Once a student - now a teacher
When Estacada school bells ring in September, several of the district's new teachers will have been in the same classrooms as students.
Six of the district's 25 new teachers for the 2018-19 school year are Estacada High School alums. Clackamas River Elementary School kindergarten teacher Rita Hill graduated in 2004; Estacada Middle School learning specialist Kristine Bible graduated in 2007; River Mill Elementary School first grade teacher Bri Jury graduated in 2015; River Mill Elementary School kindergarten teacher Emma Kirchoffer graduated in 2014; Estacada High School learning specialist Brandy Atwell graduated in 2000; and the district's adult transitions teacher Sammie Beaton graduated in 1982.
All are eager to serve students in the school district where they themselves grew up.
"A lot of it was giving back to the community that gave me so much as a student," Bible said. "I want the students to see that the community is so important, that I came back."
The former students, now alums, added that they appreciate the community found in the school district and surrounding city.

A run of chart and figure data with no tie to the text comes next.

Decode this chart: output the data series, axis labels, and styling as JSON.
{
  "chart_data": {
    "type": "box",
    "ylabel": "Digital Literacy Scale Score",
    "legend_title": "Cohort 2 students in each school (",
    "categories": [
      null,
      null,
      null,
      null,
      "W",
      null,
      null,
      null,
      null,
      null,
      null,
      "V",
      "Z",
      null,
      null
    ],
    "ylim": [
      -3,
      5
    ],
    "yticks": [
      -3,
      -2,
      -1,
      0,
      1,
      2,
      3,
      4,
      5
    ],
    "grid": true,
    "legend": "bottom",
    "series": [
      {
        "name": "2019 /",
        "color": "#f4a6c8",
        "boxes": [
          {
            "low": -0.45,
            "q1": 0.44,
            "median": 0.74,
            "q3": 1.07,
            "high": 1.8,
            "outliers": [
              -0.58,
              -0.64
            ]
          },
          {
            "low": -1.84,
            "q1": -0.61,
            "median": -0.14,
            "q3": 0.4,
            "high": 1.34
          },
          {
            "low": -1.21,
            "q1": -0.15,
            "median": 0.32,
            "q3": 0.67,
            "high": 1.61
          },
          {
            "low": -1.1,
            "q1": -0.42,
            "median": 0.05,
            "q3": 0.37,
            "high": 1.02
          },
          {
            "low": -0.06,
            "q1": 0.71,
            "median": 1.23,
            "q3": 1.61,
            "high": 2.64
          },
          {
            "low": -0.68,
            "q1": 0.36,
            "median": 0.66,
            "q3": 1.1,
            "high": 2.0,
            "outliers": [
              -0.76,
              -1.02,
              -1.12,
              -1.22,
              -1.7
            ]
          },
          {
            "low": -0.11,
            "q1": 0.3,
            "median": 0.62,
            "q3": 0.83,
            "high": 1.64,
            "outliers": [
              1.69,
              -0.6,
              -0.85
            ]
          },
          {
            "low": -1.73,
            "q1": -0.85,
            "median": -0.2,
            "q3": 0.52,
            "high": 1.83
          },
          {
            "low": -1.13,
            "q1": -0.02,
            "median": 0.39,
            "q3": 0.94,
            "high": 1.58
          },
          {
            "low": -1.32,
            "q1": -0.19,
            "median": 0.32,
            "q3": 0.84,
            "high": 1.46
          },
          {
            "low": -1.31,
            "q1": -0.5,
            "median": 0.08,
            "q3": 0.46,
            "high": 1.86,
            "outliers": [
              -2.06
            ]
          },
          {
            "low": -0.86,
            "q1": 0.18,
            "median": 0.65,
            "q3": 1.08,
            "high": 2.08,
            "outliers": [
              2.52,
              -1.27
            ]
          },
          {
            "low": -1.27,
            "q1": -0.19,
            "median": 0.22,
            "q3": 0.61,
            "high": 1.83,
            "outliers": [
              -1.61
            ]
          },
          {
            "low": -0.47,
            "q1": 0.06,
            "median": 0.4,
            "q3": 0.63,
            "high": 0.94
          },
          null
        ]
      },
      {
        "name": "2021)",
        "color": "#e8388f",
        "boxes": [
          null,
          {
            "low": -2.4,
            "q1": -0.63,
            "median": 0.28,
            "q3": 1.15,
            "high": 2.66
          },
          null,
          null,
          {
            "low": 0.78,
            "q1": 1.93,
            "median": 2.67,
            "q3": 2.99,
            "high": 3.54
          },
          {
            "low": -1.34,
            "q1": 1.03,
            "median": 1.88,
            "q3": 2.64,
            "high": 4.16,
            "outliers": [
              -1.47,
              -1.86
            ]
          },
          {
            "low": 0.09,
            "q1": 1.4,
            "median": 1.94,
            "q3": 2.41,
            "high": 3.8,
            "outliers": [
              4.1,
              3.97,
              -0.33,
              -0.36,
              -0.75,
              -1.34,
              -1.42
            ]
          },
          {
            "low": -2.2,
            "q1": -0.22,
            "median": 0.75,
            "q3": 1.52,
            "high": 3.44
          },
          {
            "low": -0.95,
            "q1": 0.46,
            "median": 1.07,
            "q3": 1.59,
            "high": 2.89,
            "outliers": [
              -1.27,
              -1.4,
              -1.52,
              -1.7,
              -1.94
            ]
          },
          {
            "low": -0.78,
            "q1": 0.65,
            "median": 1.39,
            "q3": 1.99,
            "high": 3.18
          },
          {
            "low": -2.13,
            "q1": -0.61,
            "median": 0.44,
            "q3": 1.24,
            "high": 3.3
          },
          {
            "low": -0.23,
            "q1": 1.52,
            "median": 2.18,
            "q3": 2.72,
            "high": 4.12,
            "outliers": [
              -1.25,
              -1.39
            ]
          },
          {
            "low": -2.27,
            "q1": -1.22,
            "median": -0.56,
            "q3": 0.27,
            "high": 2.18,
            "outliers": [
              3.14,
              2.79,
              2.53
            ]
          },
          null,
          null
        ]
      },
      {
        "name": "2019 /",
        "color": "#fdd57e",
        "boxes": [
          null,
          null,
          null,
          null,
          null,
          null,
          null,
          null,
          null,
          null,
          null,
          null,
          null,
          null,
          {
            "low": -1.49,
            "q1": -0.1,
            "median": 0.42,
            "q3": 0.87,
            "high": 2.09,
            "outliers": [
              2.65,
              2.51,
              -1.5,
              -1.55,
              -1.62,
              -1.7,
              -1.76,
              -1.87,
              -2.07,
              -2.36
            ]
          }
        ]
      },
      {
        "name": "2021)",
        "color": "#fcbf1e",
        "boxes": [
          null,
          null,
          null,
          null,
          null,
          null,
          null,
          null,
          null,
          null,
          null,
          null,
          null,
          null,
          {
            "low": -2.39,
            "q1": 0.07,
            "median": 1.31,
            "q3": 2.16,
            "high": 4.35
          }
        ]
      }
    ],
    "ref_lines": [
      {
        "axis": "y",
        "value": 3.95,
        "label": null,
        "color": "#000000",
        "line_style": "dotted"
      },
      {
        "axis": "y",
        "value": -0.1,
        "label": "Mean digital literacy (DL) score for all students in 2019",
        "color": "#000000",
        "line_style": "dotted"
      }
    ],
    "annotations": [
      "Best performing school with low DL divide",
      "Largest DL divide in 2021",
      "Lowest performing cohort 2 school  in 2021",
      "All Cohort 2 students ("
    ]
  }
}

"I felt like I had such a good experience here and that there's such a unique community," Jury said. "It's such a close-knit and special place."
Members of the new cohort are also eager to collaborate with their former teachers.
"I'm looking forward to getting to work with the teachers I had in elementary school and showing them that they inspired me to do what they do," Kirchoffer said.
Many have appreciated the support of specific Estacada teachers.
"The transition from elementary school to junior high was very emotional for me," Bible said. "Mr. Erickson was my social studies and homeroom teacher, and he created a positive and welcoming environment, which really eased the transition."
Kirchoffer has enjoyed staying in touch with Clackamas River Elementary School teacher Kari Hulsey.
"She came to my graduation party and brought a piece of writing I'd done in her class," she said, adding that she was also inspired by her father, Estacada High School science teacher Kevin Kirchoffer.
Atwell noted that she valued the support of her teachers in and out of the classroom.
"They came to events, and they would come to (sports) practice," she said. "I remember my English teacher came to track practice and wanted to race me."
The group noted that their own educators in Estacada have inspired their craft.
"The teachers cared. You could walk up to one of them if you were struggling," Bible said. "I hope to continue that legacy with my students."
"I always felt special and valued. I knew all my teachers cared along the way," Jury added.
Beaton has appreciated seeing the progress the school district has made with time.
"Estacada is reinventing itself in a positive way. The schools and the community are really coming together, and you can feel it," she said. "People who have been away will notice that it feels different since you left."
The new teachers believe their backgrounds as Estacada graduates will allow them to connect with students.
"It builds that instant connection and sense of community, both in the community itself and in the classroom," Bible said.
They also hope to provide students with tangible examples for their future.
"We can tell students that we've also been students at the same school and encourage them," Hill said. "If I can do it, you can do it, too."